Sous les tropiques, la modernité arrive souvent tambour battant… mais repart parfois sur la pointe des pieds, lestée de questions sans réponses. Voici venu le permis de conduire numérique au Gabon, brandi comme un symbole de progrès, une vitrine technologique censée propulser l’administration dans le XXIᵉ siècle. Convenons-en. Mais derrière l’écran lumineux, une ombre persiste : celle du circuit de paiement.
Au-delà de l’effet d’annonce, une interrogation supplémentaire affleure et mérite d’être posée sans détour : ce permis numérique sonnera-t-il enfin la fin des dérives observées dans l’obtention de ce précieux document ? Mettra-t-il un terme à ces pratiques bien connues consistant à décrocher un permis sans passer réellement par l’auto-école, sans formation rigoureuse, sans maîtrise du code et de la conduite ? Permettra-t-il, grâce à la traçabilité annoncée, de détecter et d’éliminer les « vrais faux » permis qui circulent encore trop librement sur nos routes ? Autant de promesses implicites qui accompagnent cette réforme, mais qui, pour l’heure, attendent d’être concrètement démontrées.
En effet, qui ne s’interroge pas, sans malice mais avec discernement, sur ce curieux paradoxe ? Pour la carte grise, le citoyen s’acquitte de ses frais au Trésor public, temple républicain de la collecte des deniers de l’État.
En revanche, pour ce fameux permis numérique, le paiement transite par les réseaux mobiles (airtel money). Une commodité, dira-t-on. Une innovation, ajoutera-t-on. Soit. Mais à quel prix pour la transparence ?
Et comme pour mieux envelopper cette réforme d’un vernis officiel, le directeur général des transports terrestres est apparu, concentré, sur le 20h de la télévision nationale Gabon 1ère, lisant d’un ton appliqué un communiqué fixant les modalités à remplir. Pourtant, un détail n’a pas échappé à l’oreille attentive des téléspectateurs : son accent, sensiblement différent de celui des Gabonais, a ajouté à l’étrangeté de l’instant. Comme si, au-delà des mots, une distance s’installait, distance entre le discours administratif et la réalité vécue par les citoyens.
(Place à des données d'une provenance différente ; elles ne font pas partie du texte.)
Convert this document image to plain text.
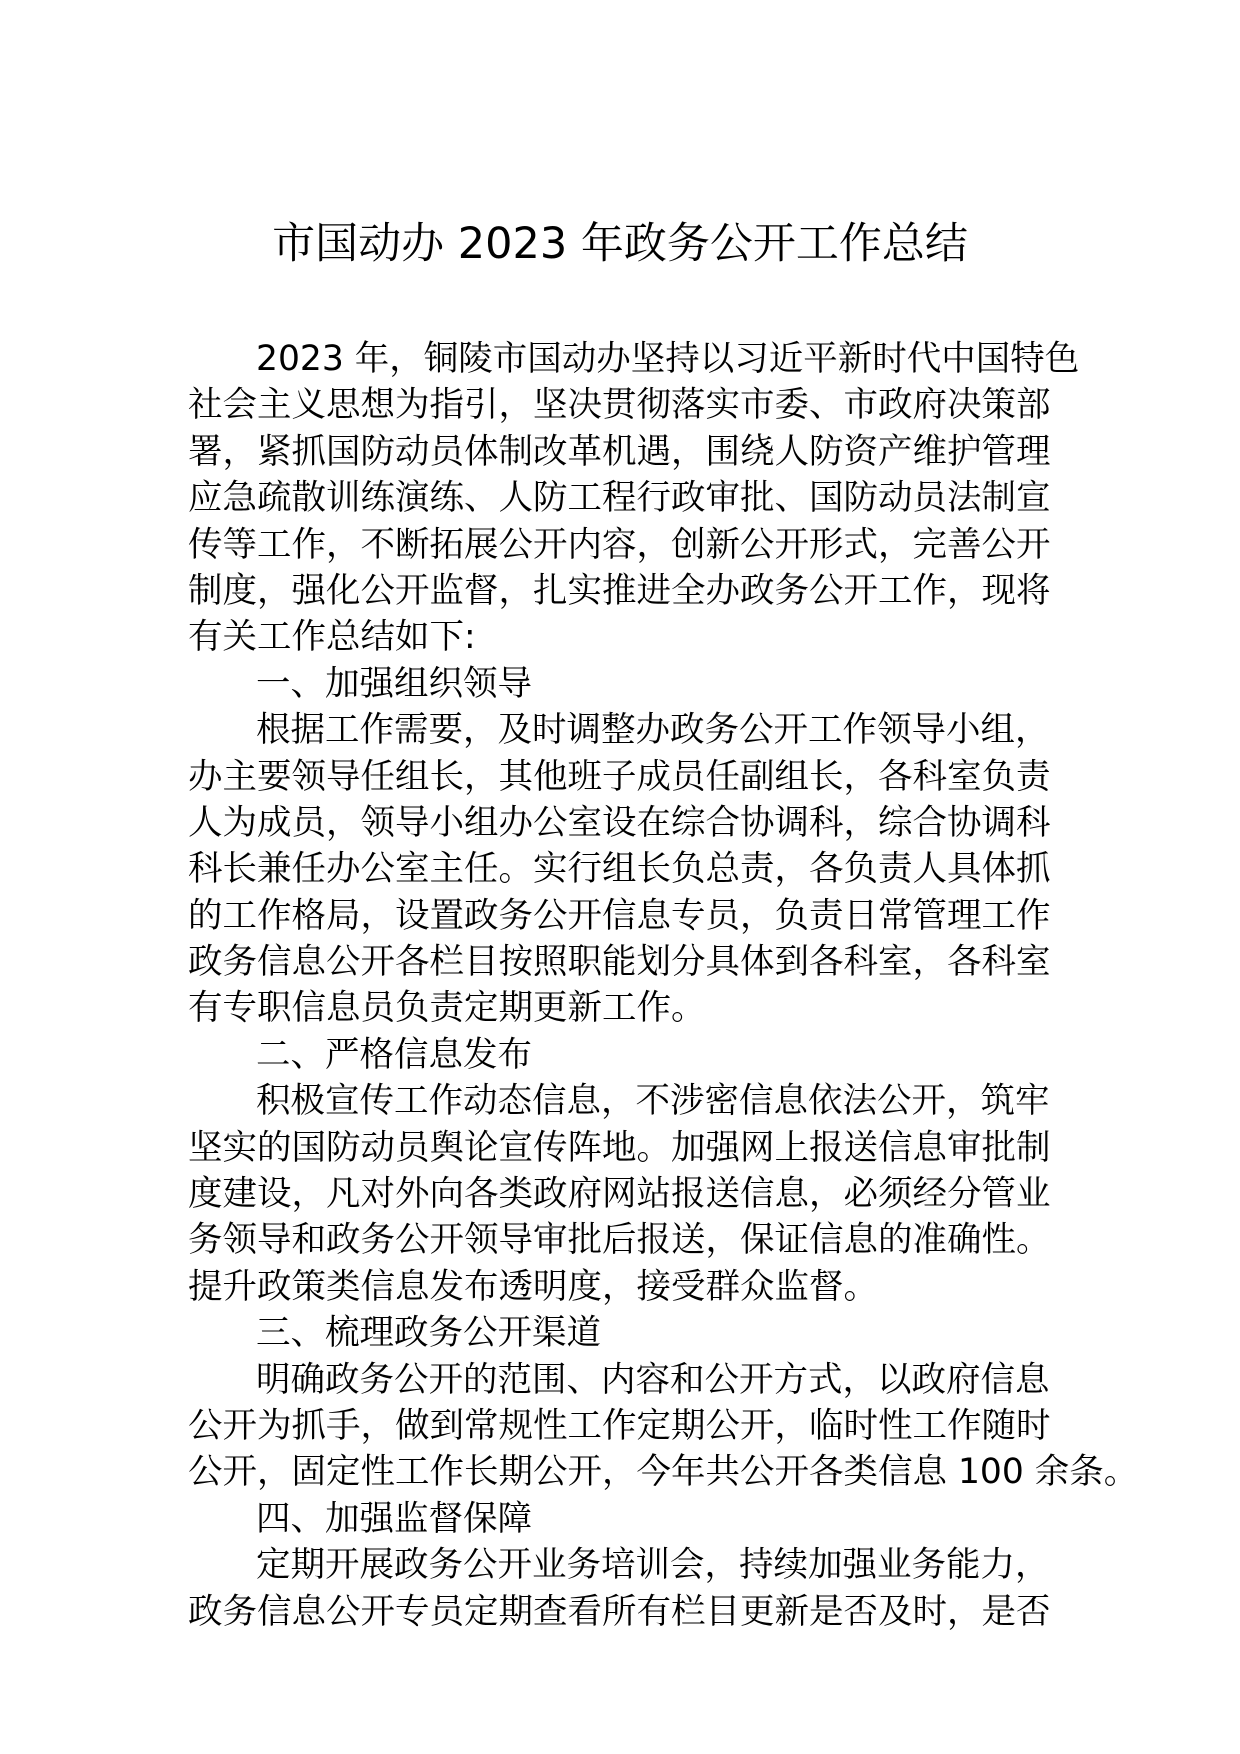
市国动办 2023 年政务公开工作总结
2023 年，铜陵市国动办坚持以习近平新时代中国特色
社会主义思想为指引，坚决贯彻落实市委、市政府决策部
署，紧抓国防动员体制改革机遇，围绕人防资产维护管理
应急疏散训练演练、人防工程行政审批、国防动员法制宣
传等工作，不断拓展公开内容，创新公开形式，完善公开
制度，强化公开监督，扎实推进全办政务公开工作，现将
有关工作总结如下:
一、加强组织领导
根据工作需要，及时调整办政务公开工作领导小组，
办主要领导任组长，其他班子成员任副组长，各科室负责
人为成员，领导小组办公室设在综合协调科，综合协调科
科长兼任办公室主任。实行组长负总责，各负责人具体抓
的工作格局，设置政务公开信息专员，负责日常管理工作
政务信息公开各栏目按照职能划分具体到各科室，各科室
有专职信息员负责定期更新工作。
二、严格信息发布
积极宣传工作动态信息，不涉密信息依法公开，筑牢
坚实的国防动员舆论宣传阵地。加强网上报送信息审批制
度建设，凡对外向各类政府网站报送信息，必须经分管业
务领导和政务公开领导审批后报送，保证信息的准确性。
提升政策类信息发布透明度，接受群众监督。
三、梳理政务公开渠道
明确政务公开的范围、内容和公开方式，以政府信息
公开为抓手，做到常规性工作定期公开，临时性工作随时
公开，固定性工作长期公开，今年共公开各类信息 100 余条。
四、加强监督保障
定期开展政务公开业务培训会，持续加强业务能力，
政务信息公开专员定期查看所有栏目更新是否及时，是否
Car enfin, une question simple, presque naïve, surgit : où va cet argent ? Et surtout, par quels chemins y parvient-il ? Le peuple gabonais, que l’on dit parfois distrait mais rarement dupe, mérite mieux que des silences techniques ou des réponses évasives. Il mérite des explications claires, accessibles, et surtout vérifiables.
Certes, il serait injuste de nier que cette opération, lancée à grand renfort de communication, engendre des coûts réels : conception, logistique, sécurisation des données… autant de charges qui justifieraient une partie des recettes. Néanmoins, la logique républicaine, elle, exige davantage qu’un simple équilibre comptable. Elle impose que toute ressource issue des citoyens transite par des canaux réguliers, traçables, et qu’une part significative alimente les caisses publiques, ces mêmes caisses que l’on dit aujourd’hui en quête d’oxygène.
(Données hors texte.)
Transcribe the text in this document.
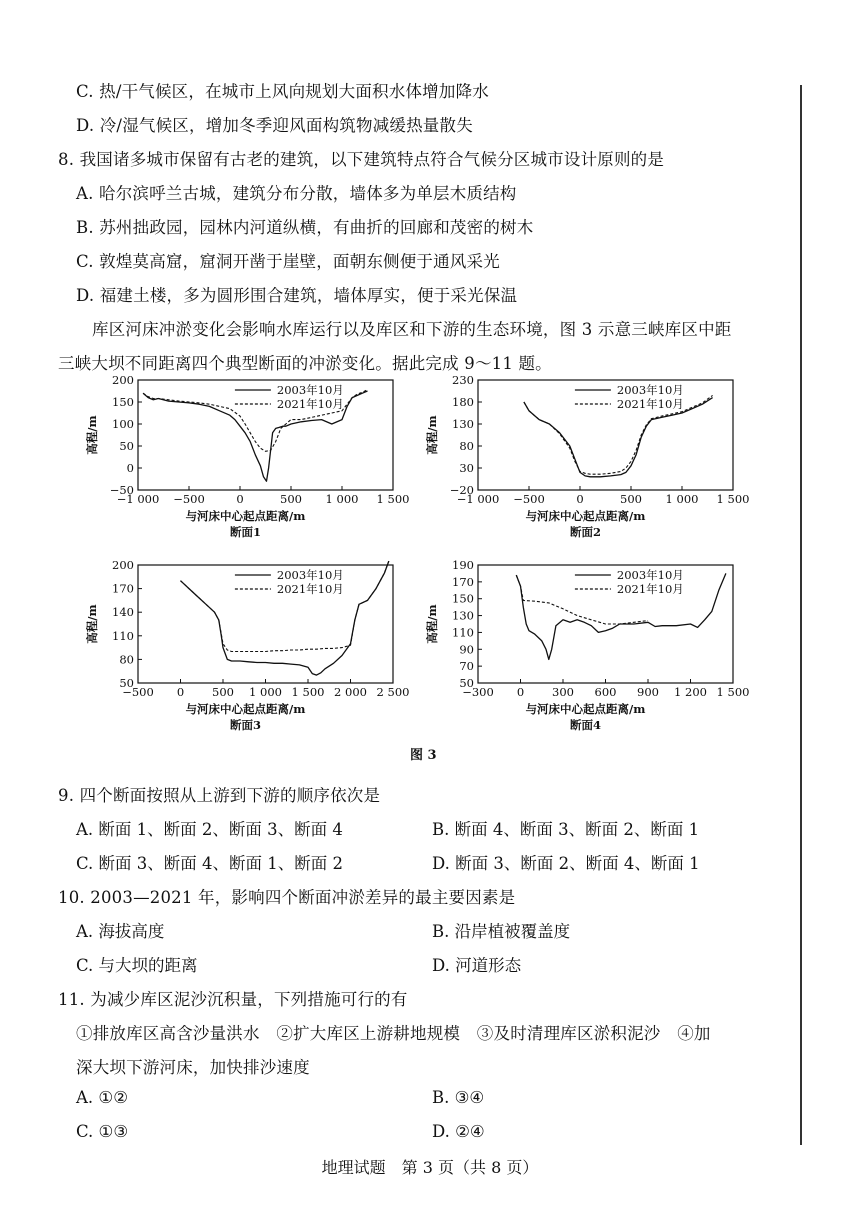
C. 热/干气候区，在城市上风向规划大面积水体增加降水
D. 冷/湿气候区，增加冬季迎风面构筑物减缓热量散失
8. 我国诸多城市保留有古老的建筑，以下建筑特点符合气候分区城市设计原则的是
A. 哈尔滨呼兰古城，建筑分布分散，墙体多为单层木质结构
B. 苏州拙政园，园林内河道纵横，有曲折的回廊和茂密的树木
C. 敦煌莫高窟，窟洞开凿于崖壁，面朝东侧便于通风采光
D. 福建土楼，多为圆形围合建筑，墙体厚实，便于采光保温
库区河床冲淤变化会影响水库运行以及库区和下游的生态环境，图 3 示意三峡库区中距
三峡大坝不同距离四个典型断面的冲淤变化。据此完成 9～11 题。
−1 000 −500	0	500 1 000 1 500
200
150
100
50
0
−50
高程/m
与河床中心起点距离/m
断面1
2003年10月
2021年10月
−1 000 −500	0	500 1 000 1 500
230
180
130
80
30
−20
高程/m
与河床中心起点距离/m
断面2
2003年10月
2021年10月
−500 0 500 1 000 1 500 2 000 2 500
200
170
140
110
80
50
高程/m
与河床中心起点距离/m
断面3
2003年10月
2021年10月
−300 0 300 600 900 1 200 1 500
190
170
150
130
110
90
70
50
高程/m
与河床中心起点距离/m
断面4
2003年10月
2021年10月
图 3
9. 四个断面按照从上游到下游的顺序依次是
A. 断面 1、断面 2、断面 3、断面 4	B. 断面 4、断面 3、断面 2、断面 1
C. 断面 3、断面 4、断面 1、断面 2	D. 断面 3、断面 2、断面 4、断面 1
10. 2003—2021 年，影响四个断面冲淤差异的最主要因素是
A. 海拔高度	B. 沿岸植被覆盖度
C. 与大坝的距离	D. 河道形态
11. 为减少库区泥沙沉积量，下列措施可行的有
①排放库区高含沙量洪水　②扩大库区上游耕地规模　③及时清理库区淤积泥沙　④加
深大坝下游河床，加快排沙速度
A. ①②	B. ③④
C. ①③	D. ②④
地理试题　第 3 页（共 8 页）
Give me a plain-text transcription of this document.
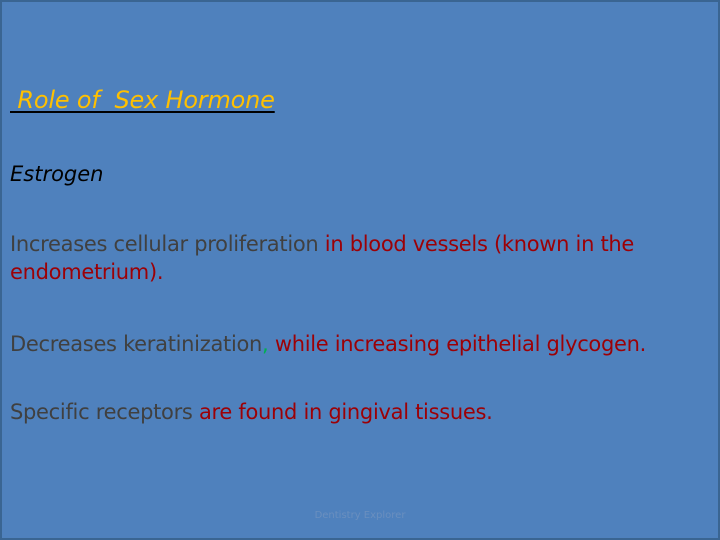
Role of  Sex Hormone
Estrogen
Increases cellular proliferation in blood vessels (known in the endometrium).
Decreases keratinization, while increasing epithelial glycogen.
Specific receptors are found in gingival tissues.
Dentistry Explorer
Par conséquent, confier la collecte de ces fonds à un opérateur privé revient à ouvrir une brèche dans la muraille déjà fragile de la confiance publique. Et dans cette brèche s’engouffrent les soupçons, les murmures, puis les clameurs. Car dans l’esprit collectif, une évidence s’impose : l’argent public ne saurait emprunter des raccourcis privés sans éveiller des interrogations légitimes.
La 5ᵉ République, qui se veut exemplaire dans la gestion des deniers de l’État, ne peut se permettre le luxe de l’ambiguïté. Elle doit, au contraire, ériger la transparence en règle absolue, et non en option circonstancielle. À défaut, le numérique, loin d’incarner le progrès, deviendrait le masque moderne d’anciennes pratiques que l’on croyait révolues.
Au demeurant, le véritable enjeu n’est pas le permis numérique en lui-même. Il réside dans la confiance. Or, celle-ci ne se décrète pas à coups d’annonces spectaculaires ; elle se construit patiemment, à travers des mécanismes clairs, des circuits irréprochables et une reddition des comptes sans faille. Elle suppose aussi que les promesses de moralisation ,fin des passe-droits, traque des faux permis, restauration de l’exigence ,ne restent pas de simples slogans, mais deviennent des réalités tangibles.
À trop vouloir aller vite, on oublie parfois l’essentiel : dans une République digne de ce nom, chaque franc perçu doit pouvoir être suivi à la trace. Sans cela, le progrès n’est qu’un mirage… et la modernité, une illusion bien connectée.